A cron expression has five fields that describe when to run, followed by the command to execute:

```
┌───────────── minute       (0 - 59)
│ ┌───────────── hour       (0 - 23)
│ │ ┌───────────── day of month (1 - 31)
│ │ │ ┌───────────── month     (1 - 12)
│ │ │ │ ┌───────────── day of week  (0 - 6, Sunday to Saturday,
│ │ │ │ │                             7 is also Sunday on some systems)
│ │ │ │ │
* * * * * <command>
```

### Worked example

```
0 */4 * * * logrotate
```

Reading each field:

- **minute**: `0` — at minute 0
- **hour**: `*/4` — every hour that's divisible by 4 (00, 04, 08, 12, 16, 20)
- **day of month**: `*` — every day
- **month**: `*` — every month
- **day of week**: `*` — every day of the week

So `logrotate` runs every 4 hours, at the start of the hour (00:00, 04:00, 08:00, ...).

### The most common pattern

```
* * * * * <command>
```

Five asterisks means "every minute, every hour, every day". You'll see this a lot on Laravel apps that run `php artisan schedule:run` every minute.

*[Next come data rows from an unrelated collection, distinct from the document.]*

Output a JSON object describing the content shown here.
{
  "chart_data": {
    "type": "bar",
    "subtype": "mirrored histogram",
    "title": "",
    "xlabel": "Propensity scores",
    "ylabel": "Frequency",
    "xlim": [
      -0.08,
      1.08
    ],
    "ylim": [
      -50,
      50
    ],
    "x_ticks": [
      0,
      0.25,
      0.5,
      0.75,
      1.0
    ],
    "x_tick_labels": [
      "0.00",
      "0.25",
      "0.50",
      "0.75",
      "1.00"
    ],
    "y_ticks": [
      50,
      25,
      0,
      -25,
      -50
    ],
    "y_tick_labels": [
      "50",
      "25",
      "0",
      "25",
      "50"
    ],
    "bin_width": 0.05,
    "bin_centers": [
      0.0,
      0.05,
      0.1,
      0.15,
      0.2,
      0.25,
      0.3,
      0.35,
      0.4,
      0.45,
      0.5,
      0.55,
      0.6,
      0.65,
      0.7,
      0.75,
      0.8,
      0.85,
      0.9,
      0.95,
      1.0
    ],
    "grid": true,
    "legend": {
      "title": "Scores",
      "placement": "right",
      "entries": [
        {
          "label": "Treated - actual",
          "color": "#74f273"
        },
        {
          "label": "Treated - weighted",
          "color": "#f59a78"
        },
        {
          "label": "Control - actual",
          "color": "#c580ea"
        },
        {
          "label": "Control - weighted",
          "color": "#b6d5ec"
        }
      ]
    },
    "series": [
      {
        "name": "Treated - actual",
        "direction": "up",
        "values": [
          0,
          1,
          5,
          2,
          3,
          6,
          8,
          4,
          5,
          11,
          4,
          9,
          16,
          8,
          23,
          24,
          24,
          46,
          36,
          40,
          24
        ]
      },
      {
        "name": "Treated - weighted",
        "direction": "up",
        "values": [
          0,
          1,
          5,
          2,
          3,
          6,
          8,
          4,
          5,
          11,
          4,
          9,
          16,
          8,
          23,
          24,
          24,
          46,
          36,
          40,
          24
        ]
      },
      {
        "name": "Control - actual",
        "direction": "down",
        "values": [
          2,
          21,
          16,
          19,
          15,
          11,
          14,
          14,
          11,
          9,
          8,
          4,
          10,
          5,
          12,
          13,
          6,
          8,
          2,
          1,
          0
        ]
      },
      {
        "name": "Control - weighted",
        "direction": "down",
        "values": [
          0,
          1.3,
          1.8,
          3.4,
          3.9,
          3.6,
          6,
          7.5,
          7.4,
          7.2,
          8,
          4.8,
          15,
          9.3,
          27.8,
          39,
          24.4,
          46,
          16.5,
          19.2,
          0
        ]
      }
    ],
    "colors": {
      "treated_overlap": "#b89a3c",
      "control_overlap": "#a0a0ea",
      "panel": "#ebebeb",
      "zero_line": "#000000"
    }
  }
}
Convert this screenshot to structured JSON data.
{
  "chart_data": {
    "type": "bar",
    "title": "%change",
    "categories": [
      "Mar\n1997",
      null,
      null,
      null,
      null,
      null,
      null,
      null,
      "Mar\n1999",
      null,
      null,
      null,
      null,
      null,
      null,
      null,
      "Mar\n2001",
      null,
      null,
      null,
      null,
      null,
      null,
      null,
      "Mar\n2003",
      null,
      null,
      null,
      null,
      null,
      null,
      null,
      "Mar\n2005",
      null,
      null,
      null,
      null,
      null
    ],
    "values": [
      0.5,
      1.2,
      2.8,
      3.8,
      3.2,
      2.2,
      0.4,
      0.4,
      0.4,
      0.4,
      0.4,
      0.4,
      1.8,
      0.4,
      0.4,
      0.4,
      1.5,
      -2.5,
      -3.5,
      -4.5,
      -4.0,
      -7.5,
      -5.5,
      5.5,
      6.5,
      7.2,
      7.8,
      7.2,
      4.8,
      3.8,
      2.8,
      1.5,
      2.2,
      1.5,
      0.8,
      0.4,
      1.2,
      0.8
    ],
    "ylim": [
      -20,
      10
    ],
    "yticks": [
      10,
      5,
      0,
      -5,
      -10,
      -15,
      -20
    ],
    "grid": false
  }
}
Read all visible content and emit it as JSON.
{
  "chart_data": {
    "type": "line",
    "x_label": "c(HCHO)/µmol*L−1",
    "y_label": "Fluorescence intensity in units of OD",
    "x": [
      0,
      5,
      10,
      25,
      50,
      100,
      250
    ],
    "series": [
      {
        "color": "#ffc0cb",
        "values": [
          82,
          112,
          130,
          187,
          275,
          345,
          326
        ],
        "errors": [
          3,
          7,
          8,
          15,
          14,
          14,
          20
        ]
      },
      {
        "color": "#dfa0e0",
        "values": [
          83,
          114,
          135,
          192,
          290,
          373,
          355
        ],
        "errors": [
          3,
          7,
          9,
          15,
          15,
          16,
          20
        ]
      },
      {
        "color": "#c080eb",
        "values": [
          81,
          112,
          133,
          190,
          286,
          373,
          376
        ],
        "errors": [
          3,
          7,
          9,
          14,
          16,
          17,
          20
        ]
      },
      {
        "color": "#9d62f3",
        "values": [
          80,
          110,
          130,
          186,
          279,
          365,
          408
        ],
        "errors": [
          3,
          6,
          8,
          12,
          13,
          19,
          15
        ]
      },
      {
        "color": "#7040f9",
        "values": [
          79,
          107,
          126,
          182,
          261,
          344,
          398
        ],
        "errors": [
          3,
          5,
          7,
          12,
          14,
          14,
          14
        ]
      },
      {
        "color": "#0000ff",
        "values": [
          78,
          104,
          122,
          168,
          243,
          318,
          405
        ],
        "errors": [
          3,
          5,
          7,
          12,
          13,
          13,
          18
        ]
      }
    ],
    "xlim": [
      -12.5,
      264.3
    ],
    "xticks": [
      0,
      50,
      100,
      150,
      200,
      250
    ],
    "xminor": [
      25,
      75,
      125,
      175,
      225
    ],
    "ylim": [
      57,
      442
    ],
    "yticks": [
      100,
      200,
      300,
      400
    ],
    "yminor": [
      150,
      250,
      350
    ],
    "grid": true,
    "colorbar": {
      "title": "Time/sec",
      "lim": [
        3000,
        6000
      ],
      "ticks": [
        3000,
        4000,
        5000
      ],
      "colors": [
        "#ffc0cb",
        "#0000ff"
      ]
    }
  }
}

## What about sub-minute schedules?

By default, crontab only supports running once per minute at most. There's no "every 30 seconds" in the spec.

The usual workarounds are:

- **Wrapper scripts** that run a command, `sleep` a few seconds, and run it again
- **Long-lived workers** (daemons, queue workers) that handle work as it arrives instead of being invoked on a schedule

For Oh Dear's cron monitoring, once per minute is the highest frequency we track.

## Using cron expressions in Oh Dear

When you monitor a scheduled task in Oh Dear, you can specify the frequency in two ways:

- **As minutes** (for simple intervals like "every 5 minutes")
- **As a cron expression** (for anything more complex)

Copy the five fields from your crontab, **without the command at the end**. So for this line:

```
30 */2 1 1 */2 /usr/local/bin/myscript.sh
```

...the cron expression is `30 */2 1 1 */2`.

That's it. Everything before the command gets pasted into Oh Dear, and we'll alert you whenever the expected execution doesn't come through.